MONTGOMERY, W.Va. -- Committees charged with reviving West Virginia University Institute of Technology are considering new programs for high school teachers and a possible new major in adventure sports.
But transitional executive leader Carolyn Long says the school will also have to consider shrinking the size of its faculty, hopefully through attrition, if it wants to thrive long term.
Professors' salaries and benefits account for nearly $19 million of Tech's $21 million budget, and its 11:1 student-faculty ratio is the lowest of any public university in the state.
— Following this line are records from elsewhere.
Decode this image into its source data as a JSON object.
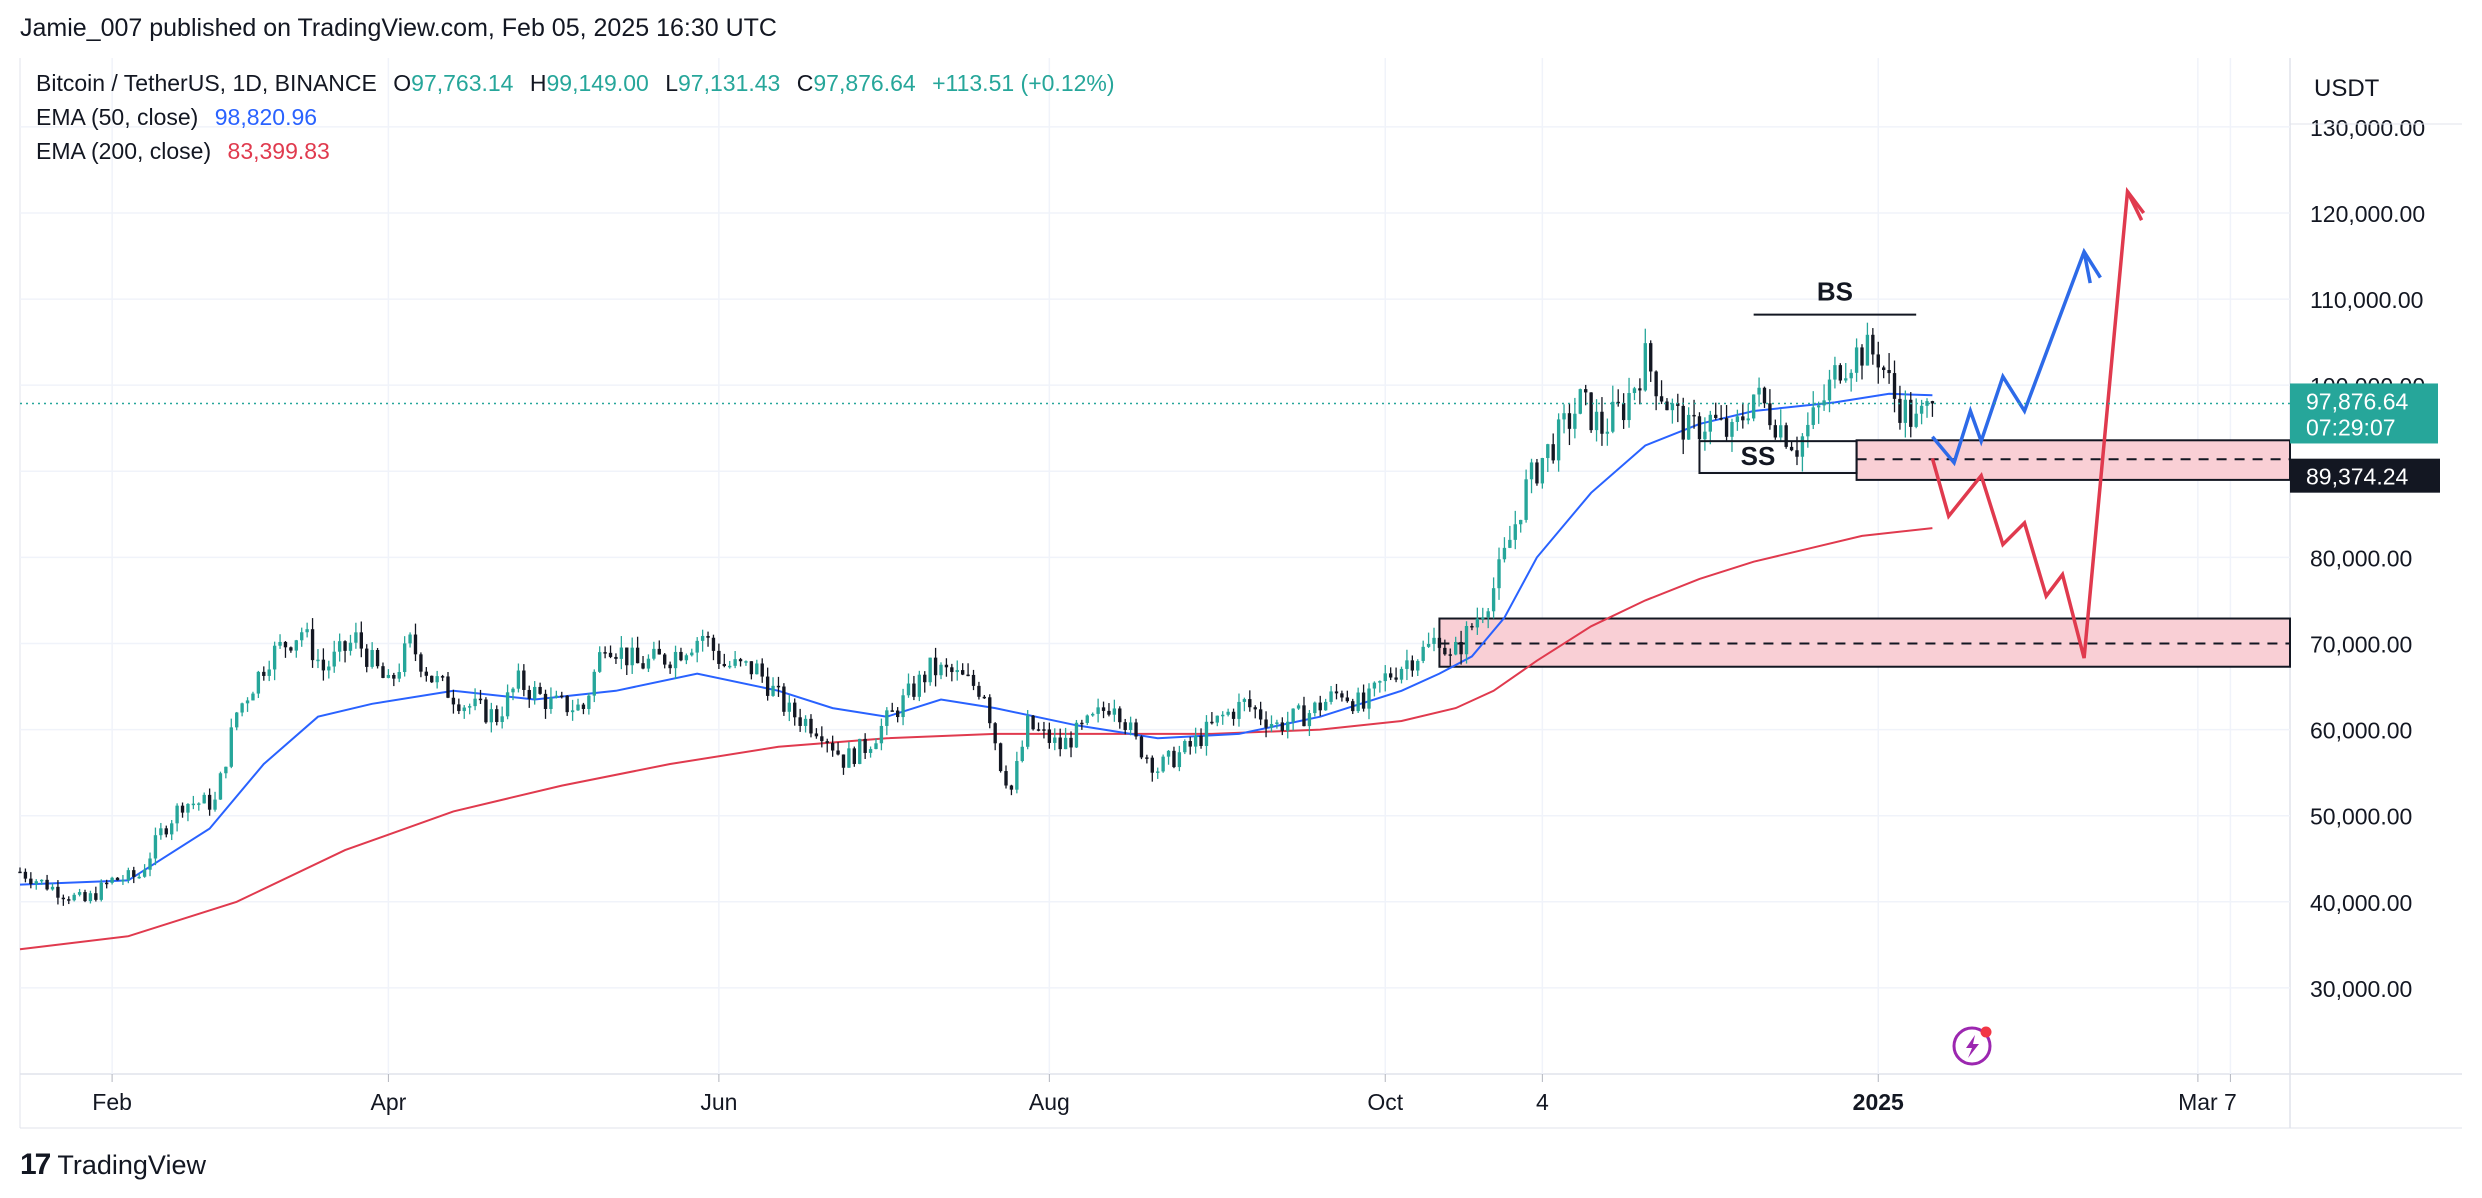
{
  "header": {
    "published_text": "Jamie_007 published on TradingView.com, Feb 05, 2025 16:30 UTC"
  },
  "legend": {
    "symbol": "Bitcoin / TetherUS, 1D, BINANCE",
    "open_label": "O",
    "open": "97,763.14",
    "high_label": "H",
    "high": "99,149.00",
    "low_label": "L",
    "low": "97,131.43",
    "close_label": "C",
    "close": "97,876.64",
    "change": "+113.51 (+0.12%)",
    "ema50_label": "EMA (50, close)",
    "ema50_value": "98,820.96",
    "ema200_label": "EMA (200, close)",
    "ema200_value": "83,399.83"
  },
  "currency": "USDT",
  "price_tag": {
    "price": "97,876.64",
    "countdown": "07:29:07"
  },
  "level_tag": {
    "price": "89,374.24"
  },
  "annotations": {
    "buy_side": "BS",
    "sell_side": "SS"
  },
  "footer": {
    "brand": "TradingView",
    "brand_mark": "17"
  },
  "colors": {
    "up": "#26a69a",
    "down": "#131722",
    "ema50": "#2962ff",
    "ema200": "#e03a4e",
    "zone_fill": "#f9cfd5",
    "projection_blue": "#2d6ae8",
    "projection_red": "#e03a4e"
  },
  "chart_data": {
    "type": "candlestick",
    "title": "Bitcoin / TetherUS, 1D, BINANCE",
    "y_axis": {
      "range": [
        20000,
        138000
      ],
      "ticks": [
        30000,
        40000,
        50000,
        60000,
        70000,
        80000,
        90000,
        100000,
        110000,
        120000,
        130000
      ],
      "tick_labels": [
        "30,000.00",
        "40,000.00",
        "50,000.00",
        "60,000.00",
        "70,000.00",
        "80,000.00",
        "90,000.00",
        "100,000.00",
        "110,000.00",
        "120,000.00",
        "130,000.00"
      ]
    },
    "x_axis": {
      "range_days": [
        0,
        419
      ],
      "ticks": [
        {
          "label": "Feb",
          "day": 17,
          "bold": false
        },
        {
          "label": "Apr",
          "day": 68,
          "bold": false
        },
        {
          "label": "Jun",
          "day": 129,
          "bold": false
        },
        {
          "label": "Aug",
          "day": 190,
          "bold": false
        },
        {
          "label": "Oct",
          "day": 252,
          "bold": false
        },
        {
          "label": "4",
          "day": 281,
          "bold": false
        },
        {
          "label": "2025",
          "day": 343,
          "bold": true
        },
        {
          "label": "Mar",
          "day": 402,
          "bold": false
        },
        {
          "label": "7",
          "day": 408,
          "bold": false
        }
      ]
    },
    "close_anchors": [
      [
        0,
        43500
      ],
      [
        8,
        41000
      ],
      [
        12,
        40000
      ],
      [
        17,
        42500
      ],
      [
        22,
        43000
      ],
      [
        26,
        48000
      ],
      [
        30,
        51500
      ],
      [
        36,
        51500
      ],
      [
        40,
        62000
      ],
      [
        46,
        68500
      ],
      [
        52,
        71500
      ],
      [
        56,
        67000
      ],
      [
        62,
        70500
      ],
      [
        68,
        65000
      ],
      [
        72,
        70000
      ],
      [
        76,
        66000
      ],
      [
        82,
        63000
      ],
      [
        88,
        61500
      ],
      [
        92,
        65500
      ],
      [
        98,
        63000
      ],
      [
        104,
        62500
      ],
      [
        108,
        70500
      ],
      [
        114,
        67500
      ],
      [
        120,
        68500
      ],
      [
        126,
        71000
      ],
      [
        130,
        67500
      ],
      [
        136,
        67000
      ],
      [
        142,
        62000
      ],
      [
        148,
        60000
      ],
      [
        152,
        56500
      ],
      [
        156,
        58000
      ],
      [
        162,
        62500
      ],
      [
        168,
        67000
      ],
      [
        172,
        66500
      ],
      [
        178,
        64500
      ],
      [
        181,
        56000
      ],
      [
        183,
        53000
      ],
      [
        186,
        60500
      ],
      [
        192,
        58000
      ],
      [
        198,
        61000
      ],
      [
        202,
        63500
      ],
      [
        206,
        58500
      ],
      [
        210,
        55500
      ],
      [
        216,
        58000
      ],
      [
        222,
        61500
      ],
      [
        226,
        63000
      ],
      [
        232,
        60500
      ],
      [
        238,
        62000
      ],
      [
        244,
        64500
      ],
      [
        248,
        62500
      ],
      [
        252,
        66000
      ],
      [
        256,
        68000
      ],
      [
        260,
        69500
      ],
      [
        262,
        71000
      ],
      [
        264,
        68000
      ],
      [
        268,
        72000
      ],
      [
        272,
        76500
      ],
      [
        274,
        80000
      ],
      [
        278,
        88000
      ],
      [
        281,
        91500
      ],
      [
        284,
        94000
      ],
      [
        288,
        98000
      ],
      [
        292,
        95000
      ],
      [
        296,
        97500
      ],
      [
        300,
        103000
      ],
      [
        304,
        98000
      ],
      [
        308,
        94500
      ],
      [
        312,
        96000
      ],
      [
        316,
        94000
      ],
      [
        320,
        99000
      ],
      [
        324,
        96000
      ],
      [
        328,
        93000
      ],
      [
        332,
        97000
      ],
      [
        336,
        102500
      ],
      [
        340,
        104000
      ],
      [
        343,
        103500
      ],
      [
        346,
        98500
      ],
      [
        350,
        95500
      ],
      [
        353,
        97876.64
      ]
    ],
    "ema_50": [
      [
        0,
        42000
      ],
      [
        20,
        42500
      ],
      [
        35,
        48500
      ],
      [
        45,
        56000
      ],
      [
        55,
        61500
      ],
      [
        65,
        63000
      ],
      [
        80,
        64500
      ],
      [
        95,
        63500
      ],
      [
        110,
        64500
      ],
      [
        125,
        66500
      ],
      [
        140,
        64500
      ],
      [
        150,
        62500
      ],
      [
        160,
        61500
      ],
      [
        170,
        63500
      ],
      [
        180,
        62500
      ],
      [
        195,
        60500
      ],
      [
        210,
        59000
      ],
      [
        225,
        59500
      ],
      [
        240,
        61500
      ],
      [
        255,
        64500
      ],
      [
        262,
        66500
      ],
      [
        268,
        68500
      ],
      [
        274,
        73000
      ],
      [
        280,
        80000
      ],
      [
        290,
        87500
      ],
      [
        300,
        93000
      ],
      [
        310,
        95500
      ],
      [
        320,
        97000
      ],
      [
        335,
        98000
      ],
      [
        345,
        99000
      ],
      [
        353,
        98820.96
      ]
    ],
    "ema_200": [
      [
        0,
        34500
      ],
      [
        20,
        36000
      ],
      [
        40,
        40000
      ],
      [
        60,
        46000
      ],
      [
        80,
        50500
      ],
      [
        100,
        53500
      ],
      [
        120,
        56000
      ],
      [
        140,
        58000
      ],
      [
        160,
        59000
      ],
      [
        180,
        59500
      ],
      [
        200,
        59500
      ],
      [
        220,
        59500
      ],
      [
        240,
        60000
      ],
      [
        255,
        61000
      ],
      [
        265,
        62500
      ],
      [
        272,
        64500
      ],
      [
        280,
        68000
      ],
      [
        290,
        72000
      ],
      [
        300,
        75000
      ],
      [
        310,
        77500
      ],
      [
        320,
        79500
      ],
      [
        330,
        81000
      ],
      [
        340,
        82500
      ],
      [
        353,
        83399.83
      ]
    ],
    "series": [
      {
        "name": "EMA (50, close)",
        "last": 98820.96
      },
      {
        "name": "EMA (200, close)",
        "last": 83399.83
      }
    ],
    "last_price": 97876.64,
    "zones": [
      {
        "day_from": 339,
        "day_to": 419,
        "low": 89000,
        "high": 93600,
        "mid": 91400
      },
      {
        "day_from": 262,
        "day_to": 419,
        "low": 67300,
        "high": 72900,
        "mid": 70000
      }
    ],
    "ss_box": {
      "day_from": 310,
      "day_to": 339,
      "top": 93500,
      "bottom": 89800
    },
    "bs_line": {
      "day_from": 320,
      "day_to": 350,
      "price": 108200
    },
    "projection_blue": [
      [
        353,
        94000
      ],
      [
        357,
        91000
      ],
      [
        360,
        97000
      ],
      [
        362,
        93500
      ],
      [
        366,
        101000
      ],
      [
        370,
        97000
      ],
      [
        381,
        115500
      ],
      [
        384,
        112500
      ]
    ],
    "projection_red": [
      [
        353,
        91500
      ],
      [
        356,
        84800
      ],
      [
        362,
        89500
      ],
      [
        366,
        81500
      ],
      [
        370,
        84000
      ],
      [
        374,
        75500
      ],
      [
        377,
        78000
      ],
      [
        381,
        68300
      ],
      [
        389,
        122500
      ],
      [
        392,
        120000
      ]
    ]
  }
}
Bluefield State is second at 17:1. Only private colleges have smaller ratios.
"If we have a faculty member that leaves, then we take a very hard look and see if other faculty members might be able to step up to the plate," Long told West Virginia Public Broadcasting at a meeting Thursday.
"Can we put another class there or make their class a little larger? We just have to learn to be more efficient," she said. "In higher education, that's not as easy as it sounds."
Faculty Assembly Chairman Stephen Goodman is amenable to the idea of larger classes.
"If we had more students, that would be a great thing from a faculty perspective," he said. "Of course, having more students means you have to spend more time grading, but we have to grade anyway. What's an additional five or 10 papers? Not that much."
The struggling Montgomery school has suffered a 50 percent decline in enrollment over the past decade, and a report to state lawmakers found that leaves it continually starved for operating funds.